Originally published by YourTango.com
You won't regret it.
There are 2 types of guys: the John Tucker and the other Tucker. If you remember the seminal classic teen movie John Tucker Must Die, you’ll know what I mean.
Over a decade later the comparison still holds true and can shed light on your dating life. For those who forget, John Tucker is the most popular and attractive guy in school as well as the star of the basketball team.
Known for dating the most beautiful young women, at the same time, he best describes himself as "Girl is my type."
On the other hand, his younger brother, played by a pensive Penn Badgley, has more of an artistic soul and a deeper, moral proclivity that allows him to truly be open to love, rather than simply to date a girl for her looks.
For all those who fall for the John Tuckers, you’re in good company. Most women do, but my grandmother gave me the opposite advice from a young age: "He should love you more than you love him."
I’m sure that you’ve heard this before from your granny or Aunt Martha tapping on your shoulder with unwanted dating advice. This proverb can be irksome when you first hear it. You may think, "It’s the 21st century, I want to fall in love with the man I want."
While measuring who loves who more at any given time in a relationship is impossible, as a personal Matchmaker at Matchmakers In The City, I have found surprising truth to this saying that you can apply to dating without sacrificing your own feelings of attraction to a man.
We can best illuminate the wisdom in your grandmother’s adage through analyzing Elizabeth Gaskell’s novel Sylvia’s Lovers, about a woman deciding between 2 men 200 years ago.
It’s the turn of the 18th century in rural England where men are dropping like flies to serve in the British military with Napoleon on the loose. All of the remaining young men of the village want gold haired Sylvia and flock to her at the market.
Yet Sylvia only has eyes for the town hero, Charlie: tall, burly, and bronzed from his voyages at sea, the John Tucker of her neighborhood. Charlie kisses her at a New Year’s Eve party, and she feels like she’s reached heaven. Yet, when Sylvia leaves for the night, Charlie chooses the next prettiest young woman in the room to dance with.
Philip, on the other hand, worships Sylvia. He tutors her from a young age and waits years for her to warm up to him. He detests his rival, Charlie Kinraid. Before Charlie leaves the town, Charlie and Sylvia pledge their love for each other.
Yet only a few days later, Charlie gets captured at sea, and the whole town believes that he has died. Despite the fact that he knows that Charlie is still alive, Philip seizes the chance to wed Sylvia, and they have a comfortable, but far from passionate, marriage.
Spoiler alert: as if alive from the dead, Charlie comes back, eager to claim Sylvia as his wife. Sylvia is torn. Her husband had lied to her, but she had already wed Philip. Bitterly, she swears to forget both of them.
A few months later, surprise surprise! Charlie marries another pretty young women while Philip enlists in the navy and spends years mourning over his relationship with Sylvia.

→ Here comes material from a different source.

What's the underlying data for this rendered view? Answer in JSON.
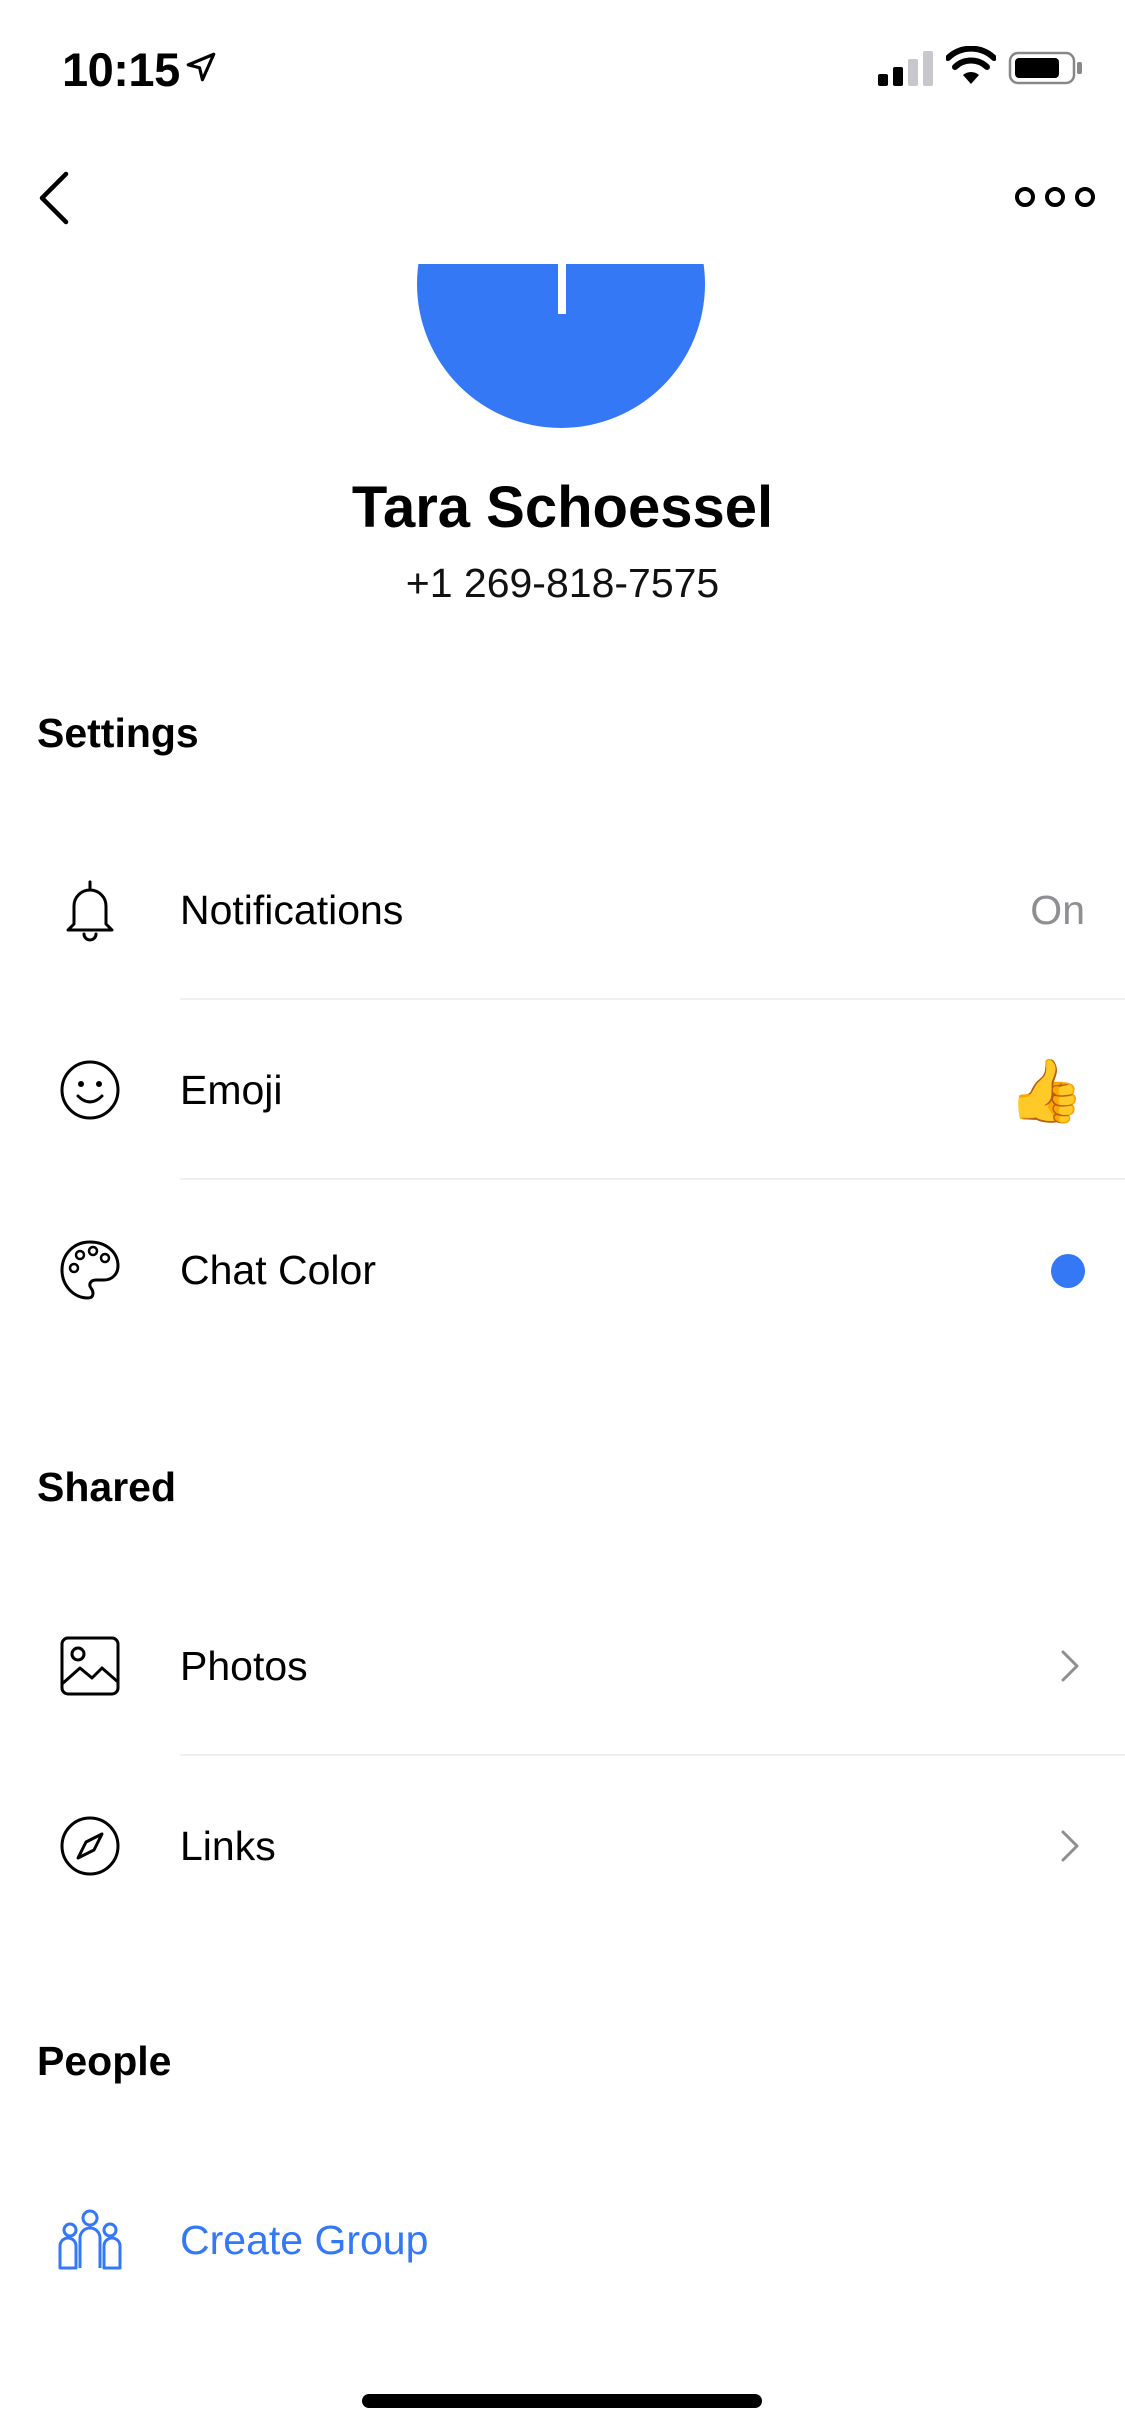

In these years of solitude, Sylvia realizes how easily replaced she was for Charlie in comparison with the depth of love that Philip has for her. She begins to miss Philip’s constancy and to regret throwing him out. When she finally sees him again. However, it’s too late.
On his deathbed, Philip begs for Sylvia’s forgiveness, and she does the same, finally experiencing the passion that she longed for in her marriage. Reconciled, Philip dies in peace, leaving Sylvia brokenhearted. She realizes that she had her John Tucker’s brother all along, but had fallen for the John Tucker.
The good news is that you can learn from Sylvia’s mistake to open yourself to the good Tucker instead of getting hypnotized by the looks and charm of the Johns of the world.
Of course, attraction is important, but you want a man who pursues you. I understand our grandmothers’ wisdom as simply that: you want a man who pursues you over time.
If you’re running after him, he’s probably chasing after other girls. If you’re anything like Sylvia, you have the capacity for a faithful, deep romance that can only be fulfilled with a man who shares that yearning. You want a man who fights for you instead of forgetting you as soon as trouble arises.
A man’s character reveals itself over time, but pay attention to your sweetheart’s reputation. Both Charlie and John Tucker were known for being womanizers, Philip and the other Tucker for their steadfast loyalty.
Falling in love takes time. It’s a process, and if it seems too intense too quickly, tread lightly. Of course, you want to love your man, but for women, you’ll love him more the more you feel loved.